Walter Nyamukondiwa Chinhoyi Bureau
Chinhoyi Municipality has proposed a $21,1 million budget underpinned by cost containment measures, while geared to improve service delivery. This comes against the backdrop of poor performance in the 2017 budget where revenue of $12,2 million is projected against a budget of $20,8 million.
At least $6,5 million has been earmarked for capital expenditure, where residents have been complaining of erratic water supplies and poor roads in some areas. Chairperson of the finance and human resources committee Mr Ignatius Zvigadza said water augmentation and improvement of sewerage services were priority areas for 2018.
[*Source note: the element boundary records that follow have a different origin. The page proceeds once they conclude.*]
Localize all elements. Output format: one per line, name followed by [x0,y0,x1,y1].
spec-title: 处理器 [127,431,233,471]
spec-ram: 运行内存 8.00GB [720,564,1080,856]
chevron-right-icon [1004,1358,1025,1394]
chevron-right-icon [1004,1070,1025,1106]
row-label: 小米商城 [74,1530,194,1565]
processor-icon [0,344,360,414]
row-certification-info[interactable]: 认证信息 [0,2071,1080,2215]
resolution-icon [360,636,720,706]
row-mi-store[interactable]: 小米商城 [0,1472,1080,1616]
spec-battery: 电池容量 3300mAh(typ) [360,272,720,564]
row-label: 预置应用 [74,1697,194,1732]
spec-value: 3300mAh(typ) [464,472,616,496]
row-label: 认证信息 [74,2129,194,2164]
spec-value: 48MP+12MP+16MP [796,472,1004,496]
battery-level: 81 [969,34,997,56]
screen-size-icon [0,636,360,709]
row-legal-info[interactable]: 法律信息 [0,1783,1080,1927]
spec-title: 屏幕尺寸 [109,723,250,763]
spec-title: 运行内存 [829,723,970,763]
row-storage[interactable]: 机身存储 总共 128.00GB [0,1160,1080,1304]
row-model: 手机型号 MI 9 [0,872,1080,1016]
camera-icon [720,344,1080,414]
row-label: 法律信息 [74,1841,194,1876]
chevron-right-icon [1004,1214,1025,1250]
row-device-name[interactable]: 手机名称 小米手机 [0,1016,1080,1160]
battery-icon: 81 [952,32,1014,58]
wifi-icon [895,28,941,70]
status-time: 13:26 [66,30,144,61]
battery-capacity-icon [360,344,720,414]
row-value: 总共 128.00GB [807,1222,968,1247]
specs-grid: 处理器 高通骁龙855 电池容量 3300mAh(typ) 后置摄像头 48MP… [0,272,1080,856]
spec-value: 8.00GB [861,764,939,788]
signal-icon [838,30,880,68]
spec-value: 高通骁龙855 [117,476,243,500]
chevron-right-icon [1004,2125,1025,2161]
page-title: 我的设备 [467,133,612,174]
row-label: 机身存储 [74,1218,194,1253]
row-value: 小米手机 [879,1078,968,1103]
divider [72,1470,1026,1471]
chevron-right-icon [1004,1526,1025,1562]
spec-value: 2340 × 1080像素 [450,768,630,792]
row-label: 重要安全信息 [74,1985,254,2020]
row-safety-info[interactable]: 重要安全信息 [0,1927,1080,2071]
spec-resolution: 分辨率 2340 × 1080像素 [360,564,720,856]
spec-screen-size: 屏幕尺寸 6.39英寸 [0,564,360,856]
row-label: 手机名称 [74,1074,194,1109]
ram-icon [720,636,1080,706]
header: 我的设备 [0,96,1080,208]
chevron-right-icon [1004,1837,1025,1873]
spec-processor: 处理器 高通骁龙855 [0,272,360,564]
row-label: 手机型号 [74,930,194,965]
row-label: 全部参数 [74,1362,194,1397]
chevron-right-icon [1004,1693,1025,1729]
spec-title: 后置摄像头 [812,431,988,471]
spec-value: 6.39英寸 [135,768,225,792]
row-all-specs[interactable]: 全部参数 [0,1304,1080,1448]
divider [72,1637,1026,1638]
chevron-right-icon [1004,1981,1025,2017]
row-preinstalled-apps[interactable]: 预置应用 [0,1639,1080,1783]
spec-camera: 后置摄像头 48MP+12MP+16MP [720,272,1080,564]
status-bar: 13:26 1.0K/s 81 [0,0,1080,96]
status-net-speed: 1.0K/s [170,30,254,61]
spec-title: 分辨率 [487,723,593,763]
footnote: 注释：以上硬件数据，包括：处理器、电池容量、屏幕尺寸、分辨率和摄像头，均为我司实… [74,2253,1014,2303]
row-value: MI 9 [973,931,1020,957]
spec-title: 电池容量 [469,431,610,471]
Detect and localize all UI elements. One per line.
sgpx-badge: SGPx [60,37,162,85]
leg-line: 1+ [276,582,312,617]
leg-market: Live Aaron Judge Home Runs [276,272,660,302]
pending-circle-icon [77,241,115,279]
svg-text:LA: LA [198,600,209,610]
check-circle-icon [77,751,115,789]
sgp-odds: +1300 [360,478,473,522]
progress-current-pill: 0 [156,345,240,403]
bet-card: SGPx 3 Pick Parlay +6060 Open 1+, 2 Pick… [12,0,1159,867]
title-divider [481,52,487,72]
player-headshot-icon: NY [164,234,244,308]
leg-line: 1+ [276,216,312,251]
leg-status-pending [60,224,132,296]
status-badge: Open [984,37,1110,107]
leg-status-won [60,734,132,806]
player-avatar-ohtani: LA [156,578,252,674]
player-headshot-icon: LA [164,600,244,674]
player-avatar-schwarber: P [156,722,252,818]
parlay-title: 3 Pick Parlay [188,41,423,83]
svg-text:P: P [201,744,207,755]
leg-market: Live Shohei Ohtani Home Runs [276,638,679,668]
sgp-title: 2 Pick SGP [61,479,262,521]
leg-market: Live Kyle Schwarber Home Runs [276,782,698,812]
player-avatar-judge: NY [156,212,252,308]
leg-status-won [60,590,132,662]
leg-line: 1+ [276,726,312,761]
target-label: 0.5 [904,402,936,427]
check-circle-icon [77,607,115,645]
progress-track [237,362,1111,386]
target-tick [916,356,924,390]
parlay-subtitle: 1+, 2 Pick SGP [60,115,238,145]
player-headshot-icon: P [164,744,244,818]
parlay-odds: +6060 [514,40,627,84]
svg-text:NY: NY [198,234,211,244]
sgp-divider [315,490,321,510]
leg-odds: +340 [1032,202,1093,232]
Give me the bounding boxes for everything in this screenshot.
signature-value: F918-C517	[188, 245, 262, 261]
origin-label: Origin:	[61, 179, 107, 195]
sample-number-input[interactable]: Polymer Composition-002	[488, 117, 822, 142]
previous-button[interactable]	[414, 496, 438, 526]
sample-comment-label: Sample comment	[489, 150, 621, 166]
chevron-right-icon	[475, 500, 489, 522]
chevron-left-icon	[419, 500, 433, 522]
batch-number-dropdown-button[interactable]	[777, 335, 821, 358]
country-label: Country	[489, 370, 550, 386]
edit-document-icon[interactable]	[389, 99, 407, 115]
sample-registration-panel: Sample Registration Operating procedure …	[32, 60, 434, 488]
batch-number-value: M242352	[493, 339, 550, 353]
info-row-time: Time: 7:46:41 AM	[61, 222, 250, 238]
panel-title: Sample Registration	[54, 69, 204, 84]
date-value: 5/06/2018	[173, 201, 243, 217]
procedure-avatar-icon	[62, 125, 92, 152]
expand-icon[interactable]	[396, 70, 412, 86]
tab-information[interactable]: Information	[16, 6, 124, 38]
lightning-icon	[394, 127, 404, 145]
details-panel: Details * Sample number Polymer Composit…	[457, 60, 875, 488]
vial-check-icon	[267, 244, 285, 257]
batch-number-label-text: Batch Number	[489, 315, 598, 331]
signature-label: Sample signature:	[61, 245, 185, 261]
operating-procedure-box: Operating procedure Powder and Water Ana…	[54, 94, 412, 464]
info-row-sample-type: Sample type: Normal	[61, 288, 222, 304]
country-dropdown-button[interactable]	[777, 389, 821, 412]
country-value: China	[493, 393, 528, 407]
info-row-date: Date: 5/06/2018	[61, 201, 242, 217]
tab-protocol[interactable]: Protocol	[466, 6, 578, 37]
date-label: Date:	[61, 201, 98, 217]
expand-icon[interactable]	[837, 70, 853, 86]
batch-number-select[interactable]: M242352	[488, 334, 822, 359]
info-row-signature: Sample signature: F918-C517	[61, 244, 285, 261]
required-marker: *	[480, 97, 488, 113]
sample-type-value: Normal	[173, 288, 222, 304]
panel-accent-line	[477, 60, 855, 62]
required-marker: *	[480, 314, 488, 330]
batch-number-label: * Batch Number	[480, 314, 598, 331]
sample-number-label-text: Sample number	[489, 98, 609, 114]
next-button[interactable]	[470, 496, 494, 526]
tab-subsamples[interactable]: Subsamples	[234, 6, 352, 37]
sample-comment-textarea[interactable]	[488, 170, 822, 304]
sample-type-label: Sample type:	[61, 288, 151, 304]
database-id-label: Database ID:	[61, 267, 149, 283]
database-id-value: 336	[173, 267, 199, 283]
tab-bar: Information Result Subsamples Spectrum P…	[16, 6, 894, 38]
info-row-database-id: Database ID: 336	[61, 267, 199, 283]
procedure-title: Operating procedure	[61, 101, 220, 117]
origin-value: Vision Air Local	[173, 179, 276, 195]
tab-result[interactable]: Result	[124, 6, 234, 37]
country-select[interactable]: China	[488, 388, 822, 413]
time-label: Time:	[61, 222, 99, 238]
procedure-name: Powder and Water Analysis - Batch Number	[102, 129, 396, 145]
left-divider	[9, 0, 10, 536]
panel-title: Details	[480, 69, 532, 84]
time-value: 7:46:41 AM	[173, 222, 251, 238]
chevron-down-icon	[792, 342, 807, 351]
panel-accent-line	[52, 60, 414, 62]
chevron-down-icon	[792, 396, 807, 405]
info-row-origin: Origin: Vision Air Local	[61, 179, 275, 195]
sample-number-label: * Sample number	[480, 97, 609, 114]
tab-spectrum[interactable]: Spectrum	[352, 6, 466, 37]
“Your Worship, as you are aware that water supply to households is the number one priority raised during consultative meetings, a total of $3,04 million has been allocated to water and sewer programmes, which need to be implemented to increase water supply,” said Mr Zvigadza.
He said the allocation by council was expected to complement water augmentation works being undertaken in partnership with Southern Region Trading, which aims to increase water supply to 40 mega-litres from the current 16 mega-litres. At least $22 million is needed for the full implementation of the programme. A property survey has been completed to establish the number of houses in the town before a roll-out of prepaid water meters. Mr Zvigadza said the 2018 budget sought to counter the factors that led to the poor performance of its predecessor.
Among other things, it also seeks to reduce council’s indebtedness, which currently stands at around $18 million. Conversely, the budget aims to reduce debtors who owe council over $36 million. A number of strategies to improve revenue inflows have been implemented, including payment plans, metering, advertising and handing over of debtors to debt collectors.
This has seen revenue improving from an average of around $440 000 to $500 000 per month. To improve management of water, council is set to install about 3 000 conventional meters. Some of the meters were damaged or are not working, thereby prejudicing council of revenue.